What is your fucked up way of thinking?

Nah. Antidepressants don't help. Therapy hasn't helped. I'm a full believer in God, but prayers haven't helped. I feel like if I don't reach a certain status in life, then I will fail. When you've seen as much death as I have, the way that I have (not that I'm special, because I'm not) - it changed my perspective on everything. Funerals, burials, and spreading ashes became part of the norm.

I've grieved. It doesn't help. There are days where I beg God just to not let me wake up because I don't have the guts to do it myself. I'd rather be in the pitch-black, conscienceless dream state that I enter every once in a while than my life now. I could look at a homeless person and genuinely be envious.

I'm a good looking dude from a wealthy family and law school bound. My family is very successful, and there is so much pressure to get to a six figure salary minimum as fast as possible. They don't even know they're pressuring me, or maybe they do. It's there and it's real. The house, the car, the hot wife, it's what I want - but the pressure for me to get all of it it is so, so, so much.
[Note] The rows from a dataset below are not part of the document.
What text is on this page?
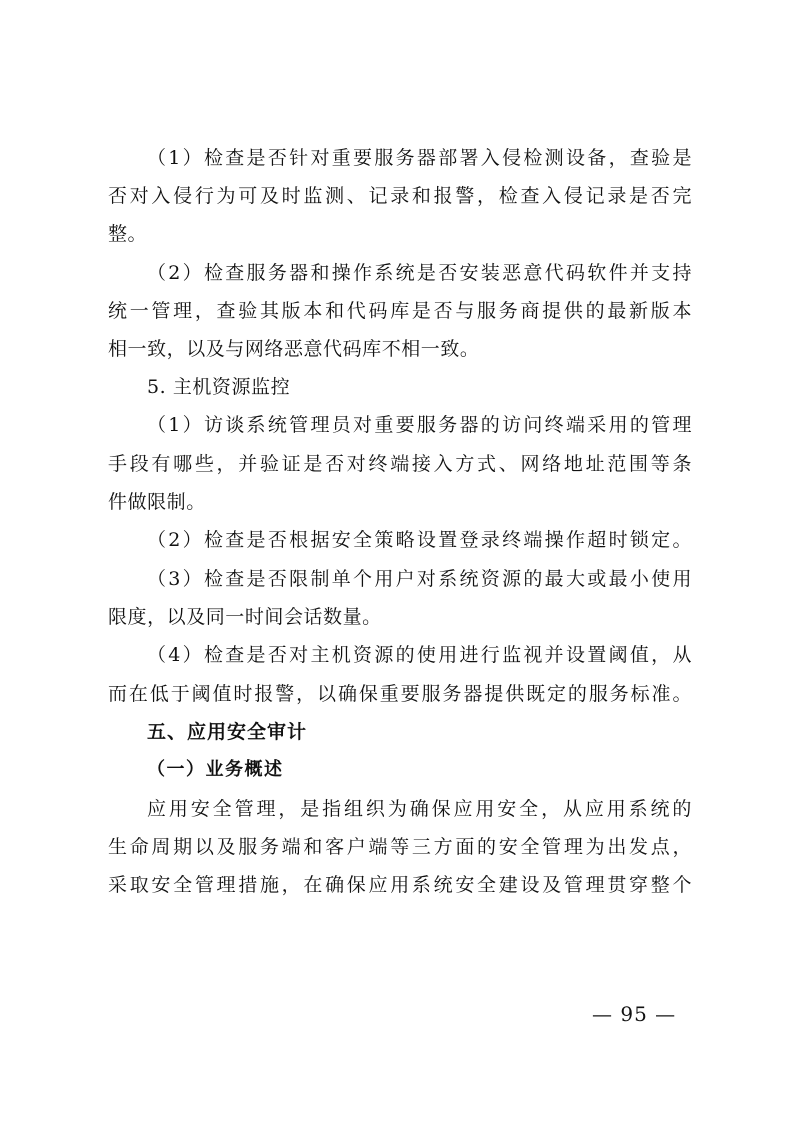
（1）检查是否针对重要服务器部署入侵检测设备，查验是

否对入侵行为可及时监测、记录和报警，检查入侵记录是否完

整。

（2）检查服务器和操作系统是否安装恶意代码软件并支持

统一管理，查验其版本和代码库是否与服务商提供的最新版本

相一致，以及与网络恶意代码库不相一致。

5. 主机资源监控

（1）访谈系统管理员对重要服务器的访问终端采用的管理

手段有哪些，并验证是否对终端接入方式、网络地址范围等条

件做限制。

（2）检查是否根据安全策略设置登录终端操作超时锁定。

（3）检查是否限制单个用户对系统资源的最大或最小使用

限度，以及同一时间会话数量。

（4）检查是否对主机资源的使用进行监视并设置阈值，从

而在低于阈值时报警，以确保重要服务器提供既定的服务标准。

五、应用安全审计

（一）业务概述

应用安全管理，是指组织为确保应用安全，从应用系统的

生命周期以及服务端和客户端等三方面的安全管理为出发点，

采取安全管理措施，在确保应用系统安全建设及管理贯穿整个

— 95 —
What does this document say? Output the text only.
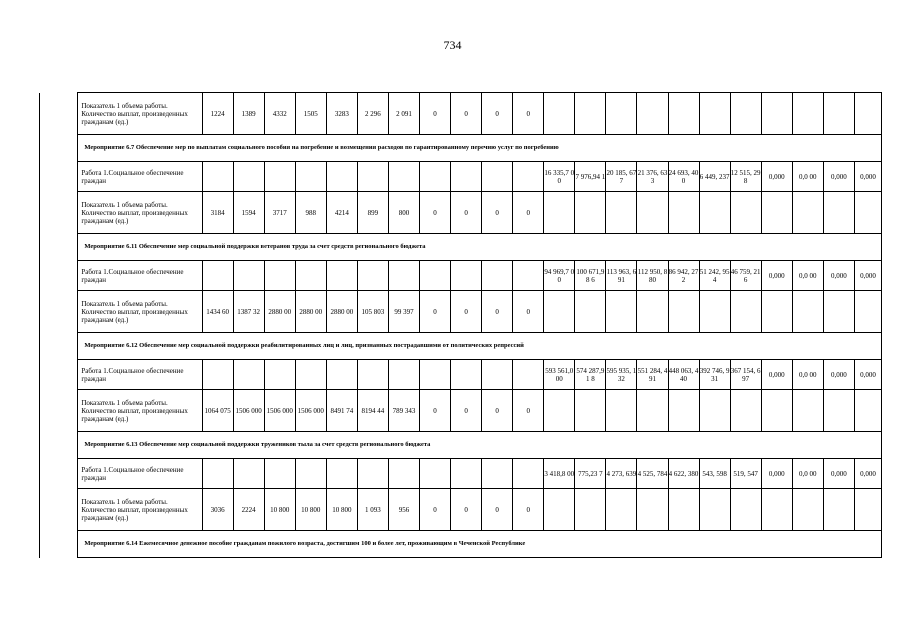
734
	Показатель 1 объема работы. Количество выплат, произведенных гражданам (ед.)	1224	1389	4332	1505	3283	2 296	2 091	0	0	0	0											
	Мероприятие 6.7 Обеспечение мер по выплатам социального пособия на погребение и возмещения расходов по гарантированному перечню услуг по погребению																						
	Работа 1.Социальное обеспечение граждан												16 335,7 00	7 976,94 1	20 185, 677	21 376, 633	24 693, 400	6 449, 237	12 515, 298	0,000	0,0 00	0,000	0,000
	Показатель 1 объема работы. Количество выплат, произведенных гражданам (ед.)	3184	1594	3717	988	4214	899	800	0	0	0	0											
	Мероприятие 6.11 Обеспечение мер социальной поддержки ветеранов труда за счет средств регионального бюджета																						
	Работа 1.Социальное обеспечение граждан												94 969,7 00	100 671,98 6	113 963, 691	112 950, 880	86 942, 272	51 242, 954	46 759, 216	0,000	0,0 00	0,000	0,000
	Показатель 1 объема работы. Количество выплат, произведенных гражданам (ед.)	1434 60	1387 32	2880 00	2880 00	2880 00	105 803	99 397	0	0	0	0											
	Мероприятие 6.12 Обеспечение мер социальной поддержки реабилитированных лиц и лиц, признанных пострадавшими от политических репрессий																						
	Работа 1.Социальное обеспечение граждан												593 561,0 00	574 287,91 8	595 935, 132	551 284, 491	448 063, 440	392 746, 931	367 154, 697	0,000	0,0 00	0,000	0,000
	Показатель 1 объема работы. Количество выплат, произведенных гражданам (ед.)	1064 075	1506 000	1506 000	1506 000	8491 74	8194 44	789 343	0	0	0	0											
	Мероприятие 6.13 Обеспечение мер социальной поддержки тружеников тыла за счет средств регионального бюджета																						
	Работа 1.Социальное обеспечение граждан												3 418,8 00	775,23 7	4 273, 639	4 525, 784	4 622, 380	543, 598	519, 547	0,000	0,0 00	0,000	0,000
	Показатель 1 объема работы. Количество выплат, произведенных гражданам (ед.)	3036	2224	10 800	10 800	10 800	1 093	956	0	0	0	0											
	Мероприятие 6.14 Ежемесячное денежное пособие гражданам пожилого возраста, достигшим 100 и более лет, проживающим в Чеченской Республике																						
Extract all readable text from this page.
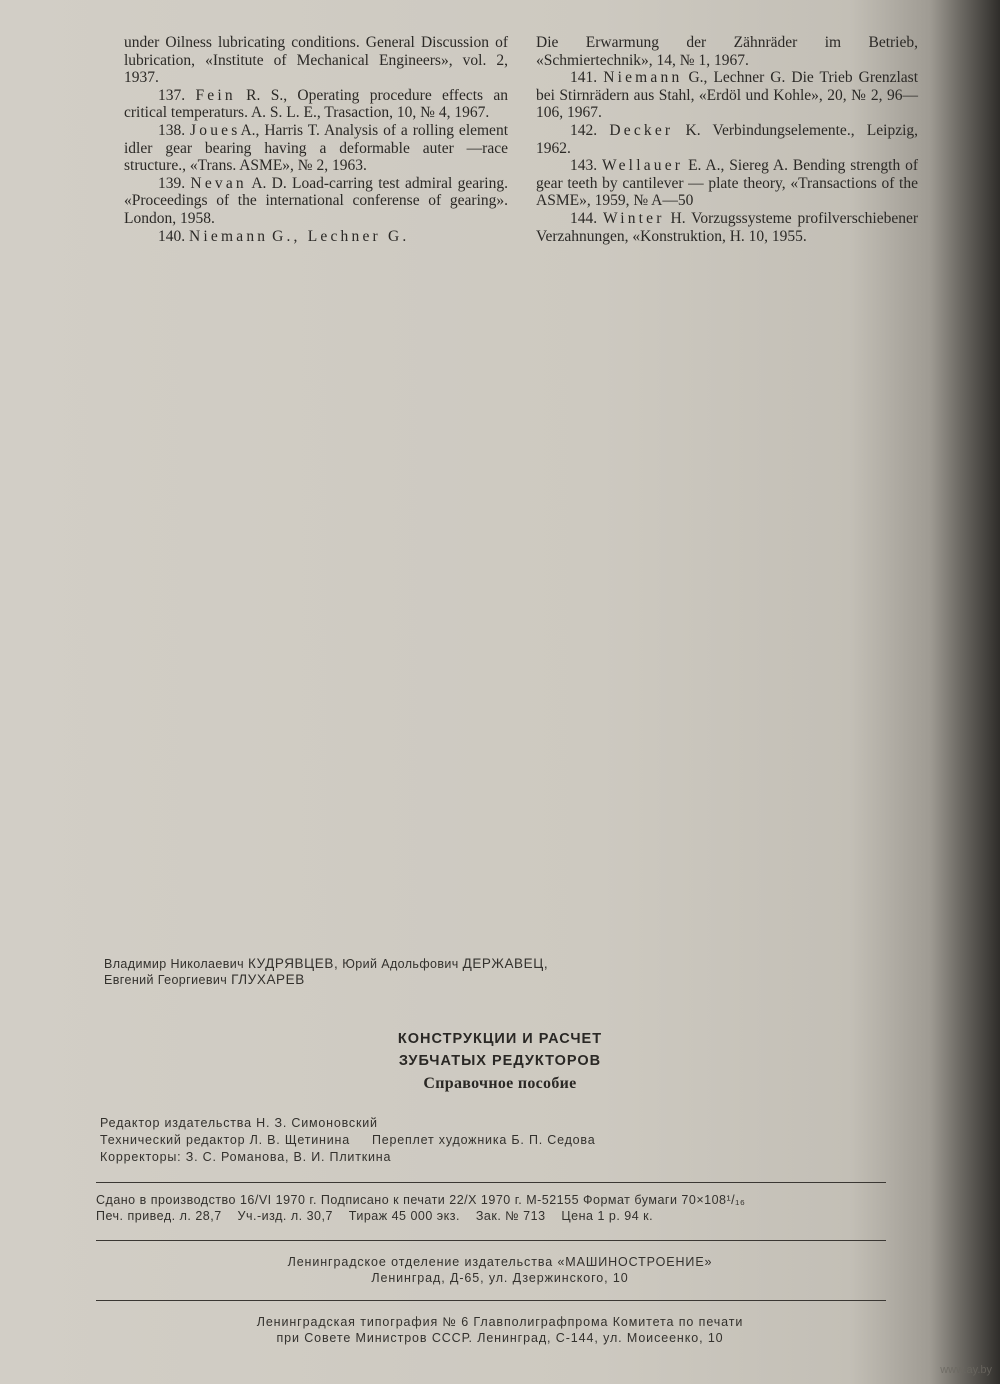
under Oilness lubricating conditions. General Discussion of lubrication, «Institute of Mechanical Engineers», vol. 2, 1937.

137. Fein R. S., Operating procedure effects an critical temperaturs. A. S. L. E., Trasaction, 10, № 4, 1967.

138. JouesA., Harris T. Analysis of a rolling element idler gear bearing having a deformable auter —race structure., «Trans. ASME», № 2, 1963.

139. Nevan A. D. Load-carring test admiral gearing. «Proceedings of the international conferense of gearing». London, 1958.

140. Niemann G., Lechner G.

Die Erwarmung der Zähnräder im Betrieb, «Schmiertechnik», 14, № 1, 1967.

141. Niemann G., Lechner G. Die Trieb Grenzlast bei Stirnrädern aus Stahl, «Erdöl und Kohle», 20, № 2, 96—106, 1967.

142. Decker K. Verbindungselemente., Leipzig, 1962.

143. Wellauer E. A., Siereg A. Bending strength of gear teeth by cantilever — plate theory, «Transactions of the ASME», 1959, № A—50

144. Winter H. Vorzugssysteme profilverschiebener Verzahnungen, «Konstruktion, H. 10, 1955.

Владимир Николаевич КУДРЯВЦЕВ, Юрий Адольфович ДЕРЖАВЕЦ,
Евгений Георгиевич ГЛУХАРЕВ
КОНСТРУКЦИИ И РАСЧЕТ
ЗУБЧАТЫХ РЕДУКТОРОВ
Справочное пособие
Редактор издательства Н. З. Симоновский
Технический редактор Л. В. Щетинина Переплет художника Б. П. Седова
Корректоры: З. С. Романова, В. И. Плиткина
Сдано в производство 16/VI 1970 г. Подписано к печати 22/X 1970 г. М-52155 Формат бумаги 70×108¹/₁₆
Печ. привед. л. 28,7    Уч.-изд. л. 30,7    Тираж 45 000 экз.    Зак. № 713    Цена 1 р. 94 к.
Ленинградское отделение издательства «МАШИНОСТРОЕНИЕ»
Ленинград, Д-65, ул. Дзержинского, 10
Ленинградская типография № 6 Главполиграфпрома Комитета по печати
при Совете Министров СССР. Ленинград, С-144, ул. Моисеенко, 10
www.ay.by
A lot of times I look at my dog and that stops the thoughts for a while. My family...they'd understand. But my dog? I've had her since she was three weeks old. I basically rescued her. I'm the only thing she's ever known, I'm her sunshine. I couldn't bare the thought of the only thing she's ever known just disappearing, not understanding where her daddy went.

If everything I'm working for fails, what eases my thoughts is that I could disappear to Belize or Costa Rica and work my way up to potentially a fishing guide and live a simple life. Embrace poverty and enjoy my surroundings. I wouldn't tell anybody, I would just vanish with my dog.